Penultimo martedì di ottobre. Serata umida. Ora di affollamento per i pendolari orvietani che devono rientrare con il regionale 4106 in partenza da Roma Termini dagli odiosi binari est.
I soliti fortunati, che escono un po’ prima dal lavoro e che arrivano intorno alle cinque a Termini, riescono a salire sul treno e trovare un posto libero per fare il viaggio non in piedi. Che in queste umide serate autunnali, dopo una sfiancante giornata lavorativa, non è una fortuna da poco. Occorrerebbe spiegare a chi gestisce le FS, e ai nostrani politici, come il tempo si dilati, dopo una levataccia all’alba per raggiungere in orario il posto di lavoro nella Capitale. E dopo una giornata intera di dura fatica. Occorrerebbe fare capire loro che arrivati alla stazione per il rientro serale, anche cinque, dieci minuti di ritardo sembrano ore. Sarà per l’umidità che avverti nelle ossa, sarà per la stanchezza accumulata nel corso della giornata lontani da casa, ma ogni minuto di ritardo diventa odioso e lungo da passare. Il treno per fortuna è partito quasi in orario da Roma Termini. Alla stazione Tiburtina la solita lunga fila di “disperati” ad aspettarlo. Con la speranza di rimediare un posto nel quale potersi sedere. Un terno al lotto. Su cento persone che salgono, i posti liberi solitamente sono sette o otto. I pochi fortunati che indovinano il punto preciso di arresto presso le porte di ingresso al vagone ce la fanno.
Come diceva quella canzone “uno su mille ce la fa”. Gli altri tutti in piedi. Stipati come bestie, lungo le carrozze, nei corridoi o nello spazietto davanti alle porte dei bagni, tra un vagone e l’altro. Stessa storia anche il 23 ottobre sera.
Io mi ritrovo stretto tra una signora dalla corporatura robusta, forse troppo robusta, un signore anziano che si regge in piedi non per sua volontà ma per una legge fisica dettata dalle persone che gli stanno addosso, e una ragazzetta esile e carina che sembra sul punto di essere stritolata. Le porte si chiudono. E ciascuno si augura che trascorrano presto i trenta minuti di calvario da affrontare fino a Orte. Dove tanti passeggeri scendono e per tutti si libera un posto. La solita orrida sensazione sorge spontanea nel prendere coscienza che il treno non riparte subito. Trascorrono cinque, poi dieci minuti. Che sembrano cinque, dieci ore.

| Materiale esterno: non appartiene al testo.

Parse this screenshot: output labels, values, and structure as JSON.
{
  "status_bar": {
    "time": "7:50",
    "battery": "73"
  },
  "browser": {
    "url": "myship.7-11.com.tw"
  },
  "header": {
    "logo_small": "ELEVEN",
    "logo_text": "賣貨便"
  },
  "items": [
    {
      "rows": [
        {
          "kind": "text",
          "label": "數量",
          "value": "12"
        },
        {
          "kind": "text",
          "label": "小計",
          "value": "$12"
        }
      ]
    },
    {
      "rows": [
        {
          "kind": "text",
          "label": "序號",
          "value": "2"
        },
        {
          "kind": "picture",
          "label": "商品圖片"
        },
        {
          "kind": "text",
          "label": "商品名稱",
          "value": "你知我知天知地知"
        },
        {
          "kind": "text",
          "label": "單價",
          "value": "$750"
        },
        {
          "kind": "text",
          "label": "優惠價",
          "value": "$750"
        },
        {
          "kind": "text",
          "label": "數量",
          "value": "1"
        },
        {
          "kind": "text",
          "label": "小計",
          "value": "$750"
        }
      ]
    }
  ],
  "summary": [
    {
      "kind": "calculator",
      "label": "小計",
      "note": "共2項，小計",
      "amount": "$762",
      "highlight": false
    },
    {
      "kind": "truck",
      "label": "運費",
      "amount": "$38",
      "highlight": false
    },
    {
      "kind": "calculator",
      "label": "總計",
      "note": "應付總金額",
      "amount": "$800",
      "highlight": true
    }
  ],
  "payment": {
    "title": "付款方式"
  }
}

Poi la solita terribile pugnalata. L’annuncio che per troppo traffico sulla linea Direttissima, il treno 4106 percorrerà la via convenzionale. Ovvero la linea lenta fino a Orte. Vale a dire oltre un’ora di percorrenza di viaggio tra Roma e Orte Non si può. Non è giusto. Non è umano.
E’ arrivato il tempo che qualcuno finalmente si muova e faccia qualcosa per poter umanizzare le condizioni di viaggio di chi rientra in questa fascia oraria. Di chi deve servirsi di questo treno. E gli orvietani che usano questo treno per tornare a casa sono tanti, tantissimi.
Per la cronaca dopo un viaggio a dir poco infernale, il regionale veloce 4106 è arrivato a Orvieto alle ore 19,34. Doveva arrivare alle 18,23. Un’ora e undici minuti di ritardo. Qualcuno faccia capire ai dirigenti FS, e ai politici nostrani, che dopo una levataccia all’alba, che dopo una stancante e dura giornata di lavoro, ogni minuto di ritardo nella percezione di chi non vede l’ora di rimettere piede a casa, diventa un’ora.
Qualcuno dei politici locali, per Carità Divina, provi finalmente a fare qualcosa per mettere fine a questo trattamento inumano, e indegno per degli esseri umani, riservato si pendolari orvietani.